Building Bundling Business

An intermediate rate design between fee-for-service pricing of medical services and capitated, or global, payments is the concept of bundled payments.  Under this scheme, the health care organization gets a fixed fee for a given medical condition. A recent article from Medscape Business of Medicine by Kenneth J. Terry addresses some of this issues arising from this kind of payment scheme.  It notes:

There are 3 main types of bundled payment structures:
  • Bundling of hospital and physician payments for inpatient procedures;
  • Bundling of inpatient and post-acute care for a time-limited episode; and
  • Bundling of chronic disease care for a specific condition, usually for a year.
In all cases, if the provider organization can deliver the care for less than the bundled payment, the surplus is available to be shared in some manner between the facilities involved and the doctors.  If it can not deliver the care for the budgeted amount, the loss must then be allocated.

I am going to skip the clinical protocols and other aspects of actual care delivery and focus instead a big business issue regarding this kind of scheme.  I have mentioned it before, with regard to global payments, but it also applies to bundled payments. 

Underneath the global budget, there is still a fee-for-service arrangement establishing the transfer prices among the providers in a network. That GI specialist will still get paid for each colonoscopy. The big thing to work out in this system is the allocation of any surplus or deficit in the annual budget among the various specialists.

This topic is addressed directly in the financial section of the article, "Dividing the Pie."  Here it is:

If healthcare organizations can provide care at a cost that's less than the bundled payments, the resultant savings may be divided between hospitals and physicians in a variety of ways. The most common approach is to pay doctors 100% of their Medicare or private insurance fees and add a gain-sharing bonus if they meet quality and efficiency targets or prevent complications.

Eventually, hospitals may ask physicians to share in downside risk as well. But right now, they're reluctant to do that. They fear that community doctors might not participate in such a program because of their bad experiences with HMO capitation.

Simon Prince, MD, a nephrologist in Manhasset, New York . . . dislikes the idea of hospitals being in charge. Hospitals and physicians both support quality improvement, evidence-based-medicine protocols. and care coordination, he says, but the real problem with bundling is that the hospitals get to decide how the payments will be divided. "At the end of the day, they hold the cards. They have all the leverage in the relationship."

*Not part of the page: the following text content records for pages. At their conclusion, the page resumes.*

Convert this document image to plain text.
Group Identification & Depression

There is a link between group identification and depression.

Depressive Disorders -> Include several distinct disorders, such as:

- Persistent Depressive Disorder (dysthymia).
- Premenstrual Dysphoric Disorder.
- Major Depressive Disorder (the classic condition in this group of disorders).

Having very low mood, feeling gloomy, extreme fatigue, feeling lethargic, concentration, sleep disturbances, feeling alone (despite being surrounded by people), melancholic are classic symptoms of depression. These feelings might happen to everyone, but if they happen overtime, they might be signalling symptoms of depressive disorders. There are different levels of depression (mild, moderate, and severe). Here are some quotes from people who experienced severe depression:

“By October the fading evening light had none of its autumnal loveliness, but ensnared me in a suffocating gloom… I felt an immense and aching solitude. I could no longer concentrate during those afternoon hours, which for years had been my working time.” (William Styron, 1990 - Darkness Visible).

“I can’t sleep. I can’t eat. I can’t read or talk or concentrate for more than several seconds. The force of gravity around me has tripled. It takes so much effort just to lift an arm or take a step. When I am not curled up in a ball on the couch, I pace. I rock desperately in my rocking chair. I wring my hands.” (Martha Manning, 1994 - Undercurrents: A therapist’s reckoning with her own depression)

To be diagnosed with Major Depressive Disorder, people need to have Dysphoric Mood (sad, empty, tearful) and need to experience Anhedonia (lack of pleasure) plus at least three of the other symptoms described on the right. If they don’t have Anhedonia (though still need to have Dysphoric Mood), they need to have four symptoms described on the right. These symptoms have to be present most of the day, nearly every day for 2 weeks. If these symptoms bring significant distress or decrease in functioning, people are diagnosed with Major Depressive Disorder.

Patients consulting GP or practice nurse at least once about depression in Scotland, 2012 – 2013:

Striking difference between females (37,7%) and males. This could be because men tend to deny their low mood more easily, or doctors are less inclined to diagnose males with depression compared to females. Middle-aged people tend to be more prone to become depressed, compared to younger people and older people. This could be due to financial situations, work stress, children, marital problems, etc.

Robert Berenson, MD, a senior fellow at the Urban Institute, concurs with that view and says he wouldn't be surprised if hospitals took the bulk of savings because Medicare's hospital payments represent about 85% of the cost for an inpatient episode of care. But [Michael Zucker, Senior Vice President and Chief Development Officer at San Antonio's Baptist Health System] disagrees, noting that bundling would be impossible without physician cooperation.

[At] Baptist Health. . . the physicians and the hospital had equal voices in the organization, and they decided to split the bundling proceeds 50/50 . . . . Baptist saved $2.2 million in the first year of the pilot, mainly due to lower costs for implants, and 78% of the physicians received bonuses.